Indigenous and other racialized communities have long asked for options for crisis care that divert police response.

Toronto city council was prompted to approve its community crisis service after the 2020 racial justice movement stemming from the deaths of George Floyd in the United States and Regis Korchinski-Paquet in Toronto. The Afro-Indigenous woman fell from an apartment balcony.

The crisis service sees two mental health clinicians respond to well-being checks without police. Calls are received through 211 or 911, and workers are dispatched if there aren't immediate public safety or medical concerns.

The teams are employed and managed by four community partners.

"Right off the hop, the teams work to try and understand the individual," said Mohamed Shuriye, the city's director of community safety and well-being. "Sometimes the presence of a uniformed officer, paramedic or firefighter can sometimes escalate people."

Data from its first year shows the service took 6,827 calls, with less than two per cent requiring additional assistance from police, said Shuriye.

Toronto Mayor Olivia Chow has said the service saves lives. City council made the pilot project permanent and expanded the service across the city.

A similar model is offered in parts of B.C.

The program uses teams of two workers to respond to mental health crisis calls in North Vancouver, Victoria, New Westminster, Prince George and Comox Valley.

They are trained in de-escalation strategies, scene safety and situational awareness.

The program receives much of its funding from the provincial government.

"It's ingrained that people in crisis need a police response," said Jonny Morris of the B.C. division of the Canadian Mental Health Association, which oversees the program. "But jurisdictions, I think, are waking up to approaches that destigmatize and actually support better care."

Since it started, the program has taken thousands of calls, with police involved in about one per cent, said Morris.

It has a 48-hour followup requirement with clients, something also implemented in Toronto, to ensure individuals are provided with the correct resources and supports.

Morris said more than 70 per cent of people in the provincial justice system have a mental illness or substance use disorder.

"It's arguably an incredibly vulnerable experience to be in crisis," said Morris.

"The more that we can do for people to have crisis care experiences that don't retraumatize them, don't cause them to never want to go near the system, means that we'll hopefully see reduced crises in the future."

While these initiatives are fairly new in Canada, a city in the United States has had one for decades.

Mental health workers in Eugene, Oregon, saw the need to help the police department with social service calls. In 1989, Crisis Assistance Helping Out On The Streets, or CAHOOTS, was born.

Staff with the mobile crisis intervention program respond to a range of calls relating to welfare checks, public intoxication, ride requests and environmental concerns, such as drug paraphernalia.

The program operates 24 hours a day in Eugene and its sister city, Springfield.

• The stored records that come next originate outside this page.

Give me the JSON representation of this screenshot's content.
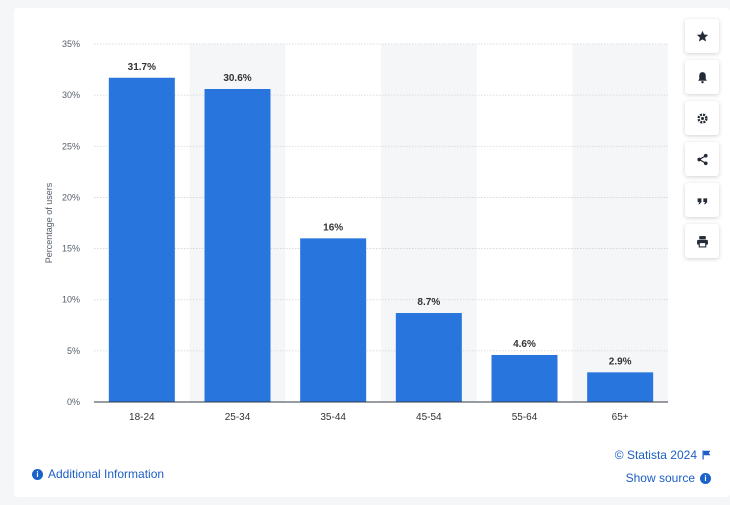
{
  "chart_data": {
    "type": "bar",
    "categories": [
      "18-24",
      "25-34",
      "35-44",
      "45-54",
      "55-64",
      "65+"
    ],
    "values": [
      31.7,
      30.6,
      16,
      8.7,
      4.6,
      2.9
    ],
    "value_labels": [
      "31.7%",
      "30.6%",
      "16%",
      "8.7%",
      "4.6%",
      "2.9%"
    ],
    "title": "",
    "xlabel": "",
    "ylabel": "Percentage of users",
    "ylim": [
      0,
      35
    ],
    "yticks": [
      0,
      5,
      10,
      15,
      20,
      25,
      30,
      35
    ],
    "ytick_labels": [
      "0%",
      "5%",
      "10%",
      "15%",
      "20%",
      "25%",
      "30%",
      "35%"
    ],
    "grid": true,
    "legend": "none",
    "bar_color": "#2876dd",
    "band_color": "#f5f6f8"
  },
  "toolbar": {
    "buttons": [
      {
        "icon": "star-icon",
        "name": "favorite-button"
      },
      {
        "icon": "bell-icon",
        "name": "notification-button"
      },
      {
        "icon": "gear-icon",
        "name": "settings-button"
      },
      {
        "icon": "share-icon",
        "name": "share-button"
      },
      {
        "icon": "quote-icon",
        "name": "cite-button"
      },
      {
        "icon": "print-icon",
        "name": "print-button"
      }
    ]
  },
  "footer": {
    "additional_info": "Additional Information",
    "copyright": "© Statista 2024",
    "show_source": "Show source"
  },
  "colors": {
    "accent": "#1c5ec5",
    "bar": "#2876dd"
  }
}
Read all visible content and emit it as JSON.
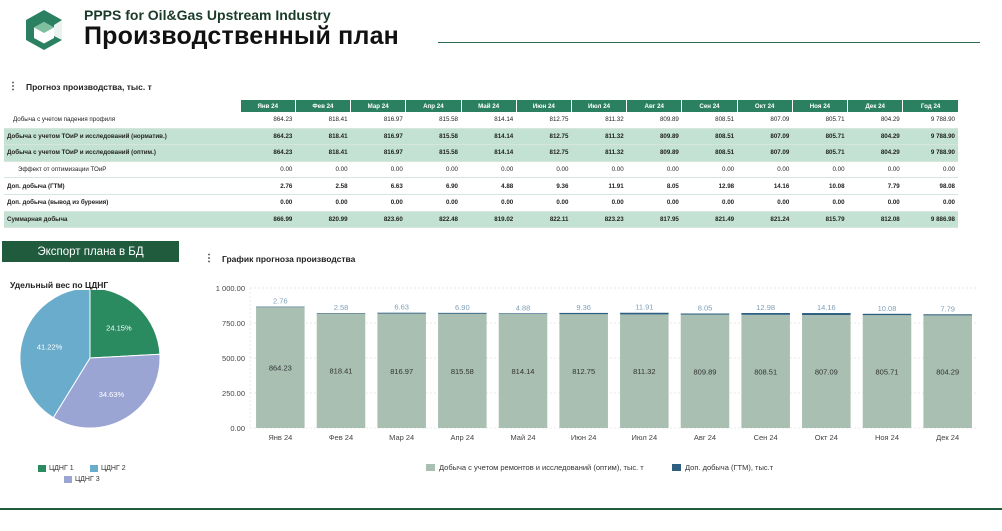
{
  "header": {
    "app_title": "PPPS for Oil&Gas Upstream Industry",
    "page_title": "Производственный план"
  },
  "table_section": {
    "title": "Прогноз производства, тыс. т",
    "columns": [
      "Янв 24",
      "Фев 24",
      "Мар 24",
      "Апр 24",
      "Май 24",
      "Июн 24",
      "Июл 24",
      "Авг 24",
      "Сен 24",
      "Окт 24",
      "Ноя 24",
      "Дек 24",
      "Год 24"
    ],
    "rows": [
      {
        "label": "Добыча с учетом падения профиля",
        "style": "ind1",
        "values": [
          "864.23",
          "818.41",
          "816.97",
          "815.58",
          "814.14",
          "812.75",
          "811.32",
          "809.89",
          "808.51",
          "807.09",
          "805.71",
          "804.29",
          "9 788.90"
        ]
      },
      {
        "label": "Добыча с учетом ТОиР и исследований (норматив.)",
        "style": "hl",
        "values": [
          "864.23",
          "818.41",
          "816.97",
          "815.58",
          "814.14",
          "812.75",
          "811.32",
          "809.89",
          "808.51",
          "807.09",
          "805.71",
          "804.29",
          "9 788.90"
        ]
      },
      {
        "label": "Добыча с учетом ТОиР и исследований (оптим.)",
        "style": "hl",
        "values": [
          "864.23",
          "818.41",
          "816.97",
          "815.58",
          "814.14",
          "812.75",
          "811.32",
          "809.89",
          "808.51",
          "807.09",
          "805.71",
          "804.29",
          "9 788.90"
        ]
      },
      {
        "label": "Эффект от оптимизации ТОиР",
        "style": "ind2",
        "values": [
          "0.00",
          "0.00",
          "0.00",
          "0.00",
          "0.00",
          "0.00",
          "0.00",
          "0.00",
          "0.00",
          "0.00",
          "0.00",
          "0.00",
          "0.00"
        ]
      },
      {
        "label": "Доп. добыча (ГТМ)",
        "style": "b",
        "values": [
          "2.76",
          "2.58",
          "6.63",
          "6.90",
          "4.88",
          "9.36",
          "11.91",
          "8.05",
          "12.98",
          "14.16",
          "10.08",
          "7.79",
          "98.08"
        ]
      },
      {
        "label": "Доп. добыча (вывод из бурения)",
        "style": "b",
        "values": [
          "0.00",
          "0.00",
          "0.00",
          "0.00",
          "0.00",
          "0.00",
          "0.00",
          "0.00",
          "0.00",
          "0.00",
          "0.00",
          "0.00",
          "0.00"
        ]
      },
      {
        "label": "Суммарная добыча",
        "style": "sum",
        "values": [
          "866.99",
          "820.99",
          "823.60",
          "822.48",
          "819.02",
          "822.11",
          "823.23",
          "817.95",
          "821.49",
          "821.24",
          "815.79",
          "812.08",
          "9 886.98"
        ]
      }
    ]
  },
  "export_button": {
    "label": "Экспорт плана в БД"
  },
  "pie": {
    "title": "Удельный вес по ЦДНГ",
    "slices": [
      {
        "name": "ЦДНГ 1",
        "value": 24.15,
        "label": "24.15%",
        "color": "#2a8a60"
      },
      {
        "name": "ЦДНГ 3",
        "value": 34.63,
        "label": "34.63%",
        "color": "#9aa5d4"
      },
      {
        "name": "ЦДНГ 2",
        "value": 41.22,
        "label": "41.22%",
        "color": "#6aaccc"
      }
    ],
    "legend": [
      "ЦДНГ 1",
      "ЦДНГ 2",
      "ЦДНГ 3"
    ]
  },
  "chart_section": {
    "title": "График прогноза производства"
  },
  "chart_data": {
    "type": "bar",
    "stacked": true,
    "categories": [
      "Янв 24",
      "Фев 24",
      "Мар 24",
      "Апр 24",
      "Май 24",
      "Июн 24",
      "Июл 24",
      "Авг 24",
      "Сен 24",
      "Окт 24",
      "Ноя 24",
      "Дек 24"
    ],
    "series": [
      {
        "name": "Добыча с учетом ремонтов и исследований (оптим), тыс. т",
        "color": "#a8bfb2",
        "values": [
          864.23,
          818.41,
          816.97,
          815.58,
          814.14,
          812.75,
          811.32,
          809.89,
          808.51,
          807.09,
          805.71,
          804.29
        ],
        "labels": [
          "864.23",
          "818.41",
          "816.97",
          "815.58",
          "814.14",
          "812.75",
          "811.32",
          "809.89",
          "808.51",
          "807.09",
          "805.71",
          "804.29"
        ]
      },
      {
        "name": "Доп. добыча (ГТМ), тыс.т",
        "color": "#2e5f80",
        "values": [
          2.76,
          2.58,
          6.63,
          6.9,
          4.88,
          9.36,
          11.91,
          8.05,
          12.98,
          14.16,
          10.08,
          7.79
        ],
        "labels": [
          "2.76",
          "2.58",
          "6.63",
          "6.90",
          "4.88",
          "9.36",
          "11.91",
          "8.05",
          "12.98",
          "14.16",
          "10.08",
          "7.79"
        ]
      }
    ],
    "ylim": [
      0,
      1000
    ],
    "yticks": [
      "0.00",
      "250.00",
      "500.00",
      "750.00",
      "1 000.00"
    ],
    "grid": true,
    "legend": "bottom"
  }
}
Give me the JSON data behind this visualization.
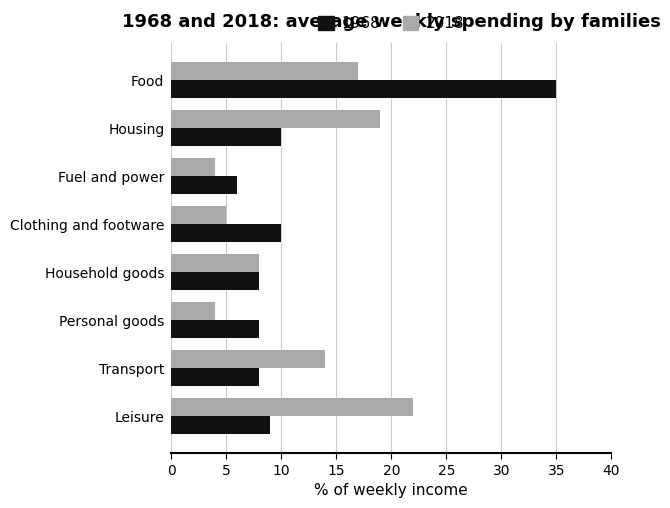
{
  "title": "1968 and 2018: average weekly spending by families",
  "xlabel": "% of weekly income",
  "categories": [
    "Food",
    "Housing",
    "Fuel and power",
    "Clothing and footware",
    "Household goods",
    "Personal goods",
    "Transport",
    "Leisure"
  ],
  "values_1968": [
    35,
    10,
    6,
    10,
    8,
    8,
    8,
    9
  ],
  "values_2018": [
    17,
    19,
    4,
    5,
    8,
    4,
    14,
    22
  ],
  "color_1968": "#111111",
  "color_2018": "#aaaaaa",
  "xlim": [
    0,
    40
  ],
  "xticks": [
    0,
    5,
    10,
    15,
    20,
    25,
    30,
    35,
    40
  ],
  "legend_labels": [
    "1968",
    "2018"
  ],
  "bar_height": 0.38,
  "title_fontsize": 13,
  "label_fontsize": 11,
  "tick_fontsize": 10,
  "legend_fontsize": 11
}
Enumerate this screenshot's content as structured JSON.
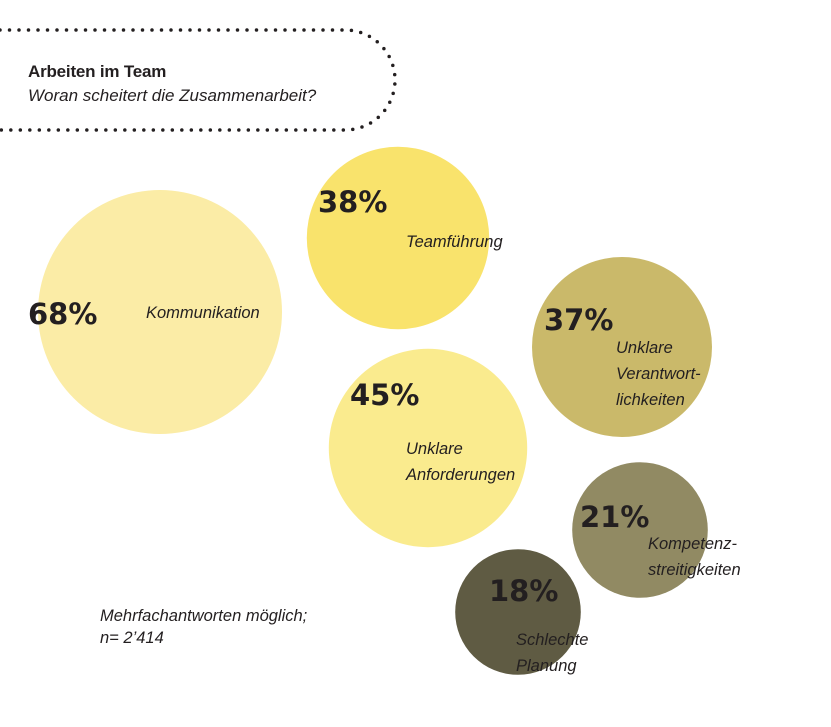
{
  "header": {
    "title": "Arbeiten im Team",
    "subtitle": "Woran scheitert die Zusammenarbeit?"
  },
  "note": {
    "line1": "Mehrfachantworten möglich;",
    "line2": "n= 2’414"
  },
  "chart_data": {
    "type": "bubble",
    "title": "Arbeiten im Team",
    "subtitle": "Woran scheitert die Zusammenarbeit?",
    "unit": "%",
    "items": [
      {
        "value": 68,
        "display": "68%",
        "label": [
          "Kommunikation"
        ],
        "color": "#fbeca6"
      },
      {
        "value": 38,
        "display": "38%",
        "label": [
          "Teamführung"
        ],
        "color": "#f9e36c"
      },
      {
        "value": 45,
        "display": "45%",
        "label": [
          "Unklare",
          "Anforderungen"
        ],
        "color": "#faeb8e"
      },
      {
        "value": 37,
        "display": "37%",
        "label": [
          "Unklare",
          "Verantwort-",
          "lichkeiten"
        ],
        "color": "#cab96a"
      },
      {
        "value": 21,
        "display": "21%",
        "label": [
          "Kompetenz-",
          "streitigkeiten"
        ],
        "color": "#918a63"
      },
      {
        "value": 18,
        "display": "18%",
        "label": [
          "Schlechte",
          "Planung"
        ],
        "color": "#5f5b43"
      }
    ]
  }
}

A mental health worker and a medical professional respond to the calls.

"There are situations where our training is just so different, and the way we think about these scenarios are so different," said program coordinator Justin Madeira. "So, our interactions are just innately different."

Advocates say the biggest challenges these services face aren't safety but precarious funding, a small pool of mental health workers to choose from and a lack of upstream support.

"There's just not enough crisis beds and shelter beds," said Shuriye.

Back in Winnipeg, Gillingham said provincial government support is needed to get a fourth emergency service in the city. It would require changes to the Mental Health Act, which is currently being reviewed by the government.

Manitoba Premier Wab Kinew said there are government initiatives to bolster mental health supports, including a partnership with a downtown Winnipeg foot patrol and funding for 25 mental health staff to work with police.

Kinew said he expects more positions will be added in this year's budget, but he stopped short of committing to funding a fourth emergency service.

"There is a readiness there, but the how to me is a big question."